As new administration sets in, fiscal policies take notice.
As the weekly jobs reports come in, economists are uncertain of several aspects of the current market. This has caused the 30-year fixed rate mortgage to dropped to 4.17%. This is slightly lower than last weeks 4.19% but still higher than the 52-week rate of 3.65% from last year.
The 15-year Fixed-rate mortgage has also lowered a bit from last week's rate of 3.23%. With the new rates in, Home buyers are urged to lock into a loan as they are still at historic lows. The current administration is set to make huge changes to Dodd-Frank and the FHA Mortgage Insurance Cut, urging potential homebuyers to jump into a market that seems to be running low on inventory.
Jobs are getting better...at a snail's pace.
When the December jobs report came out, economists were eager to see if the holiday season may have stabilized a choppy jobs market.

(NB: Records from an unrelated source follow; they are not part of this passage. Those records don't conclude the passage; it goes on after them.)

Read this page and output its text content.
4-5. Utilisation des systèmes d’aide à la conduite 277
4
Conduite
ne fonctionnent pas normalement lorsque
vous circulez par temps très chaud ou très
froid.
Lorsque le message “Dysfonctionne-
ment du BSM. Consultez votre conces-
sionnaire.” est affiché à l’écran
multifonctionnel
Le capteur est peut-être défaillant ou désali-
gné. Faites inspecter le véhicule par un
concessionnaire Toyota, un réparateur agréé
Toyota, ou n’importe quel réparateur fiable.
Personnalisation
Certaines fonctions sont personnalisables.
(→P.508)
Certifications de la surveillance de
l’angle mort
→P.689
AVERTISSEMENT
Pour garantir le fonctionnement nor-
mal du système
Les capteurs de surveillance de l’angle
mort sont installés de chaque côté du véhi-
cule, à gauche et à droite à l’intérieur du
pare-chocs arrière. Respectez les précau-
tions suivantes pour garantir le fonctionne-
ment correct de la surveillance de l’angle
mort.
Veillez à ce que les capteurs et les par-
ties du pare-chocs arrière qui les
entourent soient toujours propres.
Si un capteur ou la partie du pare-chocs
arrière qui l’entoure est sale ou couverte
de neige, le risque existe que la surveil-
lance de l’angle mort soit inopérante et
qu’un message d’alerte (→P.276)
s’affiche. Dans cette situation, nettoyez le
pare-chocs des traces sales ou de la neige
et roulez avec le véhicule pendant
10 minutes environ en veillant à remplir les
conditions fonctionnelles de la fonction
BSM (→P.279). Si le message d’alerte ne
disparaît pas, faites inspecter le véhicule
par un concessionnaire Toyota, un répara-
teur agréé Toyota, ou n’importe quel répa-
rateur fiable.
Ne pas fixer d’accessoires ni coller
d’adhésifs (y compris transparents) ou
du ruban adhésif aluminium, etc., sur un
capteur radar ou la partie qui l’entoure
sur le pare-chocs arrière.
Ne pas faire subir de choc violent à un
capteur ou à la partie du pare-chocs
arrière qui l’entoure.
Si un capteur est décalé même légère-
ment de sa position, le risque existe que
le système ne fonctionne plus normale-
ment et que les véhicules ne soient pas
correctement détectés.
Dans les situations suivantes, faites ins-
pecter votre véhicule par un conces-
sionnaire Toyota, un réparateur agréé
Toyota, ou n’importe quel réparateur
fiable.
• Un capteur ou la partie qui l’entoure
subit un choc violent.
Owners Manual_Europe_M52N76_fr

The results were bittersweet. While jobs were up, they did not show the level of growth that experts were hoping for. Wages, on the other hand, were high, logging in at 0.4% gains. Higher wage gains don't always mean a stronger economy. The higher wages can trigger inflation and interest rates on a weak economy that may not be healthy to keep up.
The housing market will be a little rocky for the next few weeks
With the new administration team getting unpacked for the long haul, the waves of interest rates and jobs reports will undoubtedly be unstable for the first quarter until any real changes have time to take effect. New policies will be implemented and more stringent and controlling loan requirements will probably get the ax. Regardless of the situation in Washington, 2017 will have higher interest rates than 2016 and with that comes a push for economic normalization.